Mısır'daki korkunç katliamın ardından Suriye'de onu gölgede bırakan, insanlara "çok daha fenası da yapılabiliyormuş" dedirten toplu imha saldırısı aslında vahşetin, toplu katliamların, insanları teker teker veya küçük gruplar halinde değil de büyük gruplar halinde öldürmenin normalleştirilmesi siyasetidir. Bu durum İslâm âlemindeki zulüm rejimlerinin yeniden Moğol istilacılarının izlediği siyaseti hâkim kılmak suretiyle halkları sindirme çabası içine girdiklerini gösteriyor. Üstelik bu siyasetlerinde birbirlerine arka oluyor, dolayısıyla birbirlerinin zulümlerini meşrulaştırmanın gerekçelerini oluşturmaya çalışıyorlar.

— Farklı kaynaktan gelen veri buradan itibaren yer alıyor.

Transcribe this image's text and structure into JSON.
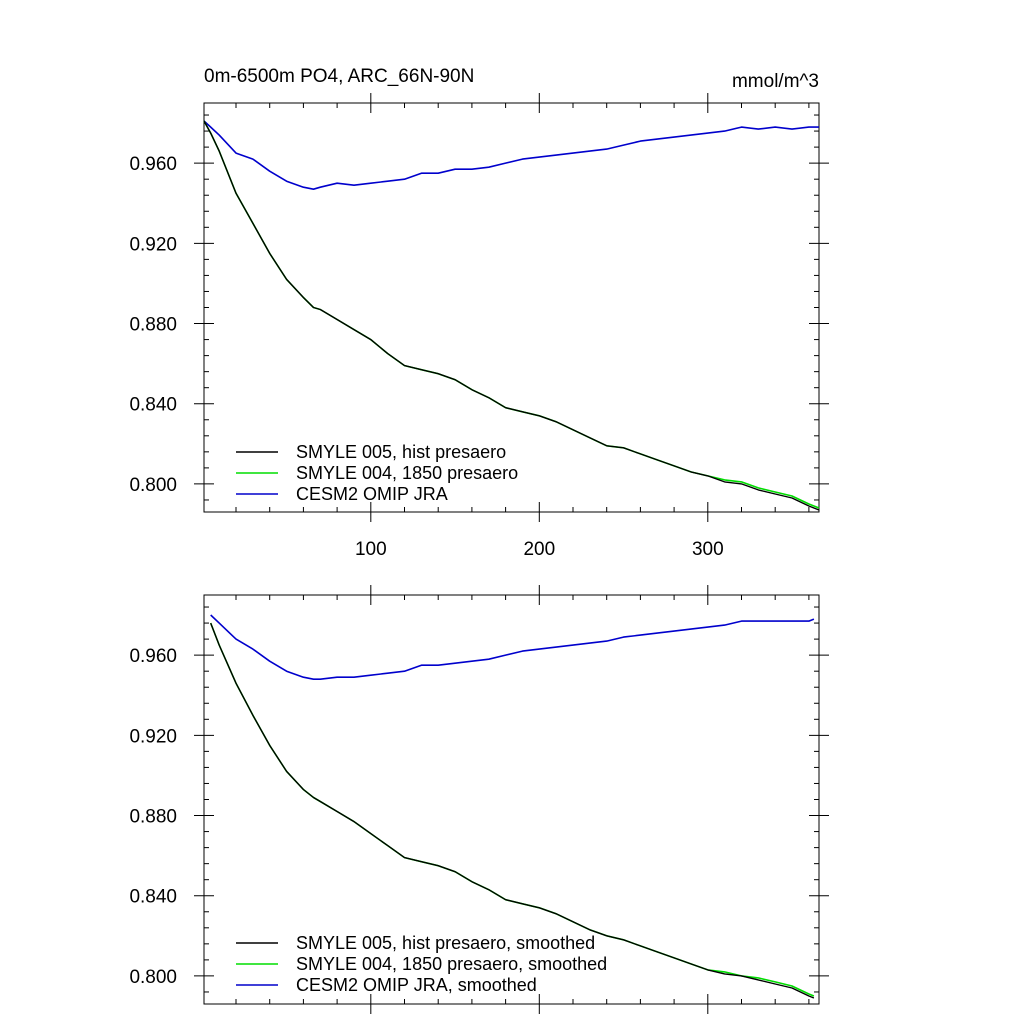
{
  "chart_data": [
    {
      "type": "line",
      "title_left": "0m-6500m PO4, ARC_66N-90N",
      "title_right": "mmol/m^3",
      "xlim": [
        1,
        366
      ],
      "ylim": [
        0.786,
        0.99
      ],
      "xticks": [
        100,
        200,
        300
      ],
      "xtick_labels": [
        "100",
        "200",
        "300"
      ],
      "yticks": [
        0.8,
        0.84,
        0.88,
        0.92,
        0.96
      ],
      "ytick_labels": [
        "0.800",
        "0.840",
        "0.880",
        "0.920",
        "0.960"
      ],
      "legend": [
        "SMYLE 005, hist presaero",
        "SMYLE 004, 1850 presaero",
        "CESM2 OMIP JRA"
      ],
      "series": [
        {
          "name": "SMYLE 005, hist presaero",
          "color": "#000000",
          "x": [
            1,
            5,
            10,
            20,
            30,
            40,
            50,
            60,
            66,
            70,
            80,
            90,
            100,
            110,
            120,
            130,
            140,
            150,
            160,
            170,
            180,
            190,
            200,
            210,
            220,
            230,
            240,
            250,
            260,
            270,
            280,
            290,
            300,
            310,
            320,
            330,
            340,
            350,
            360,
            366
          ],
          "values": [
            0.981,
            0.975,
            0.966,
            0.945,
            0.93,
            0.915,
            0.902,
            0.893,
            0.888,
            0.887,
            0.882,
            0.877,
            0.872,
            0.865,
            0.859,
            0.857,
            0.855,
            0.852,
            0.847,
            0.843,
            0.838,
            0.836,
            0.834,
            0.831,
            0.827,
            0.823,
            0.819,
            0.818,
            0.815,
            0.812,
            0.809,
            0.806,
            0.804,
            0.801,
            0.8,
            0.797,
            0.795,
            0.793,
            0.789,
            0.787
          ]
        },
        {
          "name": "SMYLE 004, 1850 presaero",
          "color": "#00dd00",
          "x": [
            1,
            5,
            10,
            20,
            30,
            40,
            50,
            60,
            66,
            70,
            80,
            90,
            100,
            110,
            120,
            130,
            140,
            150,
            160,
            170,
            180,
            190,
            200,
            210,
            220,
            230,
            240,
            250,
            260,
            270,
            280,
            290,
            300,
            310,
            320,
            330,
            340,
            350,
            360,
            366
          ],
          "values": [
            0.981,
            0.975,
            0.966,
            0.945,
            0.93,
            0.915,
            0.902,
            0.893,
            0.888,
            0.887,
            0.882,
            0.877,
            0.872,
            0.865,
            0.859,
            0.857,
            0.855,
            0.852,
            0.847,
            0.843,
            0.838,
            0.836,
            0.834,
            0.831,
            0.827,
            0.823,
            0.819,
            0.818,
            0.815,
            0.812,
            0.809,
            0.806,
            0.804,
            0.802,
            0.801,
            0.798,
            0.796,
            0.794,
            0.79,
            0.788
          ]
        },
        {
          "name": "CESM2 OMIP JRA",
          "color": "#0000cc",
          "x": [
            1,
            5,
            10,
            20,
            30,
            40,
            50,
            60,
            66,
            70,
            80,
            90,
            100,
            110,
            120,
            130,
            140,
            150,
            160,
            170,
            180,
            190,
            200,
            210,
            220,
            230,
            240,
            250,
            260,
            270,
            280,
            290,
            300,
            310,
            320,
            330,
            340,
            350,
            360,
            366
          ],
          "values": [
            0.981,
            0.978,
            0.974,
            0.965,
            0.962,
            0.956,
            0.951,
            0.948,
            0.947,
            0.948,
            0.95,
            0.949,
            0.95,
            0.951,
            0.952,
            0.955,
            0.955,
            0.957,
            0.957,
            0.958,
            0.96,
            0.962,
            0.963,
            0.964,
            0.965,
            0.966,
            0.967,
            0.969,
            0.971,
            0.972,
            0.973,
            0.974,
            0.975,
            0.976,
            0.978,
            0.977,
            0.978,
            0.977,
            0.978,
            0.978
          ]
        }
      ]
    },
    {
      "type": "line",
      "title_left": "",
      "title_right": "",
      "xlim": [
        1,
        366
      ],
      "ylim": [
        0.786,
        0.99
      ],
      "xticks": [
        100,
        200,
        300
      ],
      "xtick_labels": [
        "",
        "",
        ""
      ],
      "yticks": [
        0.8,
        0.84,
        0.88,
        0.92,
        0.96
      ],
      "ytick_labels": [
        "0.800",
        "0.840",
        "0.880",
        "0.920",
        "0.960"
      ],
      "legend": [
        "SMYLE 005, hist presaero, smoothed",
        "SMYLE 004, 1850 presaero, smoothed",
        "CESM2 OMIP JRA, smoothed"
      ],
      "series": [
        {
          "name": "SMYLE 005, hist presaero, smoothed",
          "color": "#000000",
          "x": [
            5,
            10,
            20,
            30,
            40,
            50,
            60,
            66,
            70,
            80,
            90,
            100,
            110,
            120,
            130,
            140,
            150,
            160,
            170,
            180,
            190,
            200,
            210,
            220,
            230,
            240,
            250,
            260,
            270,
            280,
            290,
            300,
            310,
            320,
            330,
            340,
            350,
            360,
            363
          ],
          "values": [
            0.976,
            0.965,
            0.946,
            0.93,
            0.915,
            0.902,
            0.893,
            0.889,
            0.887,
            0.882,
            0.877,
            0.871,
            0.865,
            0.859,
            0.857,
            0.855,
            0.852,
            0.847,
            0.843,
            0.838,
            0.836,
            0.834,
            0.831,
            0.827,
            0.823,
            0.82,
            0.818,
            0.815,
            0.812,
            0.809,
            0.806,
            0.803,
            0.801,
            0.8,
            0.798,
            0.796,
            0.794,
            0.79,
            0.789
          ]
        },
        {
          "name": "SMYLE 004, 1850 presaero, smoothed",
          "color": "#00dd00",
          "x": [
            5,
            10,
            20,
            30,
            40,
            50,
            60,
            66,
            70,
            80,
            90,
            100,
            110,
            120,
            130,
            140,
            150,
            160,
            170,
            180,
            190,
            200,
            210,
            220,
            230,
            240,
            250,
            260,
            270,
            280,
            290,
            300,
            310,
            320,
            330,
            340,
            350,
            360,
            363
          ],
          "values": [
            0.976,
            0.965,
            0.946,
            0.93,
            0.915,
            0.902,
            0.893,
            0.889,
            0.887,
            0.882,
            0.877,
            0.871,
            0.865,
            0.859,
            0.857,
            0.855,
            0.852,
            0.847,
            0.843,
            0.838,
            0.836,
            0.834,
            0.831,
            0.827,
            0.823,
            0.82,
            0.818,
            0.815,
            0.812,
            0.809,
            0.806,
            0.803,
            0.802,
            0.8,
            0.799,
            0.797,
            0.795,
            0.791,
            0.79
          ]
        },
        {
          "name": "CESM2 OMIP JRA, smoothed",
          "color": "#0000cc",
          "x": [
            5,
            10,
            20,
            30,
            40,
            50,
            60,
            66,
            70,
            80,
            90,
            100,
            110,
            120,
            130,
            140,
            150,
            160,
            170,
            180,
            190,
            200,
            210,
            220,
            230,
            240,
            250,
            260,
            270,
            280,
            290,
            300,
            310,
            320,
            330,
            340,
            350,
            360,
            363
          ],
          "values": [
            0.98,
            0.976,
            0.968,
            0.963,
            0.957,
            0.952,
            0.949,
            0.948,
            0.948,
            0.949,
            0.949,
            0.95,
            0.951,
            0.952,
            0.955,
            0.955,
            0.956,
            0.957,
            0.958,
            0.96,
            0.962,
            0.963,
            0.964,
            0.965,
            0.966,
            0.967,
            0.969,
            0.97,
            0.971,
            0.972,
            0.973,
            0.974,
            0.975,
            0.977,
            0.977,
            0.977,
            0.977,
            0.977,
            0.978
          ]
        }
      ]
    }
  ]
}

Böyle bir siyaset izlenmesinin ana gayesi ise halkları, özgürlük davalarından vazgeçmeye, hâkim sistemleri kabullenmeye ve onun dayatmalarını onaylamaya zorlamaktır.

Zulüm rejimlerinin böyle bir strateji izlemesinin amacı bir yandan halkı yıpratmak, onun dayanma ve tahammül gücünü tümüyle yok etmek, böylece zulme yeniden boyun eğmek zorunda kalmasını sağlamak, bir yandan da direnişi törpülemek suretiyle onu en azından bazı dayatmaları kabule zorlamaktır.

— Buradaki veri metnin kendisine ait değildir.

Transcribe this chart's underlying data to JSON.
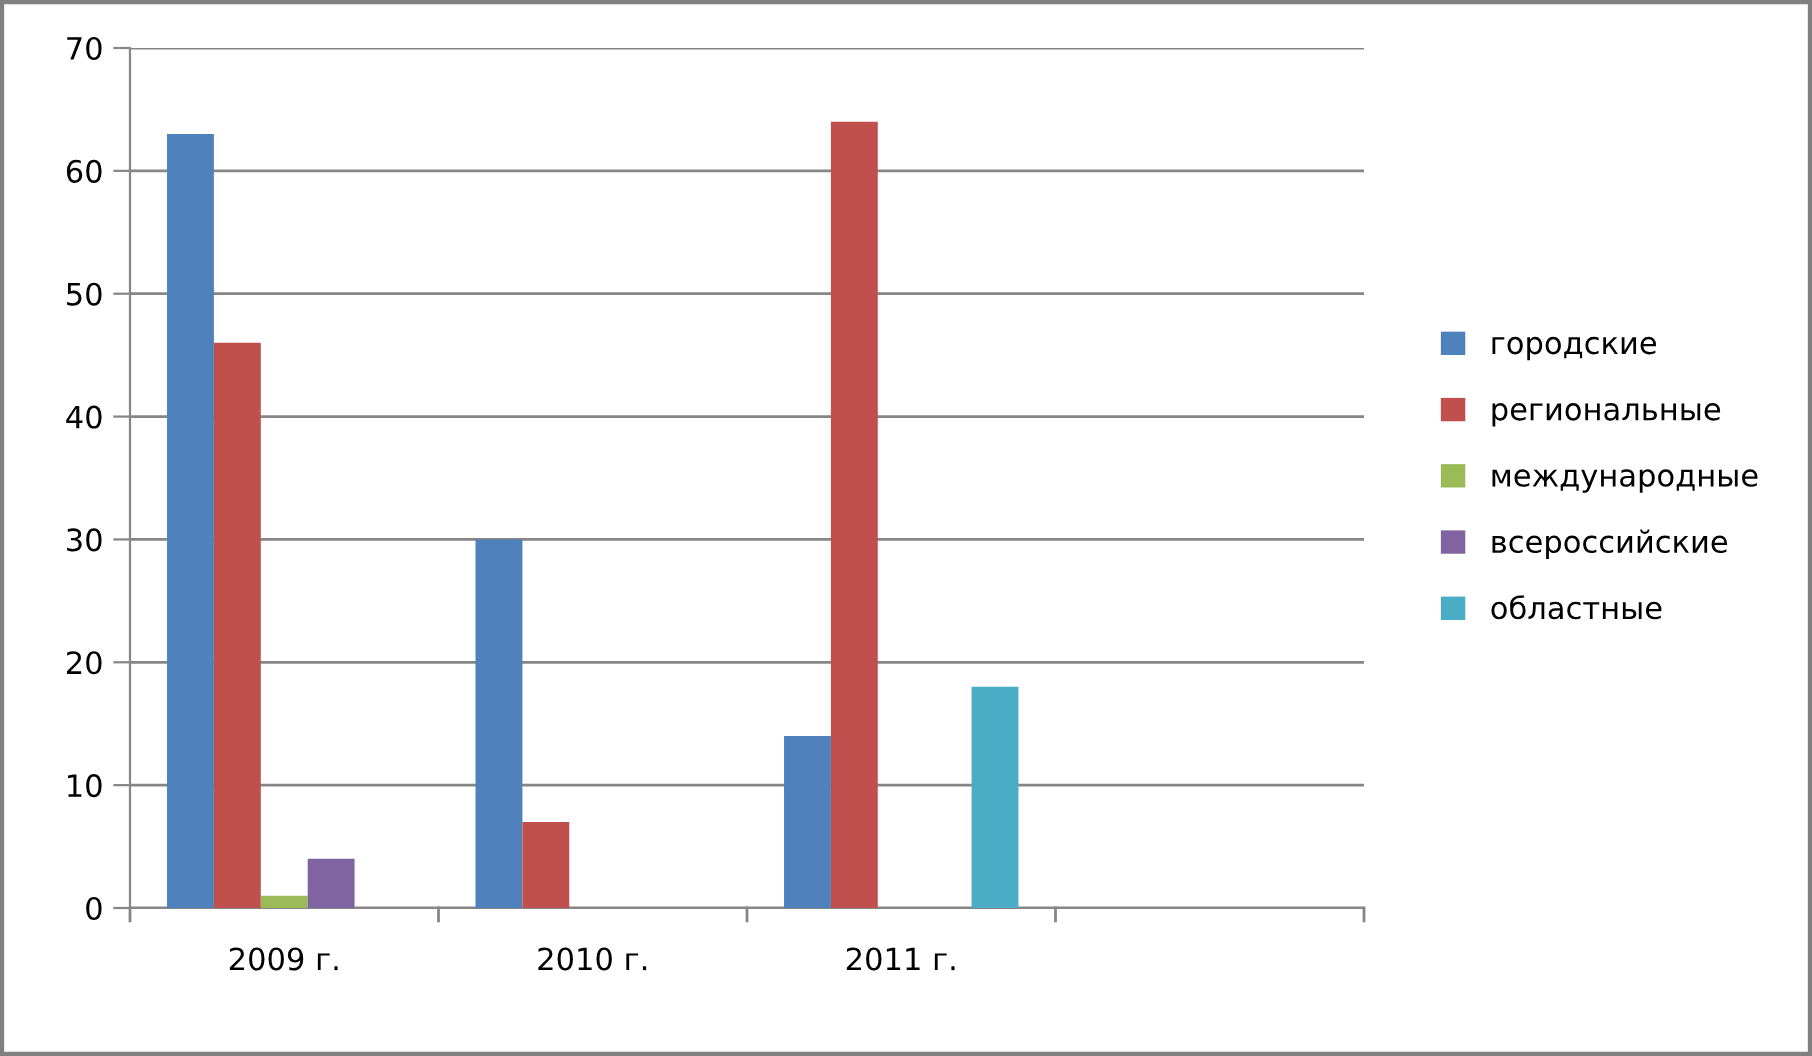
{
  "chart_data": {
    "type": "bar",
    "categories": [
      "2009 г.",
      "2010 г.",
      "2011 г.",
      null
    ],
    "series": [
      {
        "name": "городские",
        "color": "#4f81bd",
        "values": [
          63,
          30,
          14,
          null
        ]
      },
      {
        "name": "региональные",
        "color": "#c0504d",
        "values": [
          46,
          7,
          64,
          null
        ]
      },
      {
        "name": "международные",
        "color": "#9bbb59",
        "values": [
          1,
          null,
          null,
          null
        ]
      },
      {
        "name": "всероссийские",
        "color": "#8064a2",
        "values": [
          4,
          null,
          null,
          null
        ]
      },
      {
        "name": "областные",
        "color": "#4bacc6",
        "values": [
          null,
          null,
          18,
          null
        ]
      }
    ],
    "ylim": [
      0,
      70
    ],
    "yticks": [
      0,
      10,
      20,
      30,
      40,
      50,
      60,
      70
    ],
    "grid": "y",
    "legend": "right"
  }
}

Suriye'deki zulüm rejimi bir yandan halkı ve direnişi yıldırmaya ve törpülemeye çalışırken diğer yandan da kendisinin sürekli kan kaybettiğini, elemanlarının kaçtığını ve ordusunun döküldüğünü görüyor. Onun için zamanla yarış içinde olduğunu düşünerek halka daha ağır darbeler indirmeye ve her gün yeni katliamlar gerçekleştirmeye çalışıyor. O yüzden insanları fert fert değil toplu halde öldürebileceği hedeflere yöneliyor. Direnişçilerle bire bir, göğüs göğüse çarpışması durumunda kendi askeri güçlerinin de önemli kayıplar verdiğini, üstelik direnişçiler tüm zorluklara rağmen kararlılıkla çarpışmaya devam ederken kendi elemanlarının kaçmayı tercih ettiklerini görüyor. Ondan dolayı cephe savaşlarında direnişçilerle karşı karşıya gelmek yerine silahsız, savunmasız insanların gruplar halinde katledilebileceği noktaları vurarak halkı yıldırma taktiğine başvuruyor.

Sisi diktası, karşısındaki direnişin silahlı mücadeleye girmemesi sebebiyle şimdilik böyle bir riskle karşı karşıya olmasa da onun geniş tabana yayılmasının da kendisinin enerji kaybetmesine neden olacağını ve zaman içinde böyle bir kitlesel direnişe karşı tahammül gücünü kaybedeceğini biliyor. Ondan dolayı sindirme politikasının en önemli aracı olarak kabul edilen toplu katliamlara başvuruyor.

Halkların özgürlük mücadelelerinin kendilerine doğru ilerleyeceği korkusunda endişe taşıyan diğer dikta rejimleri de söz konusu toplu katliamları, imha saldırılarını normalleştirme, haklı gösterme politikalarında iyice arsızlaşmış durumdalar.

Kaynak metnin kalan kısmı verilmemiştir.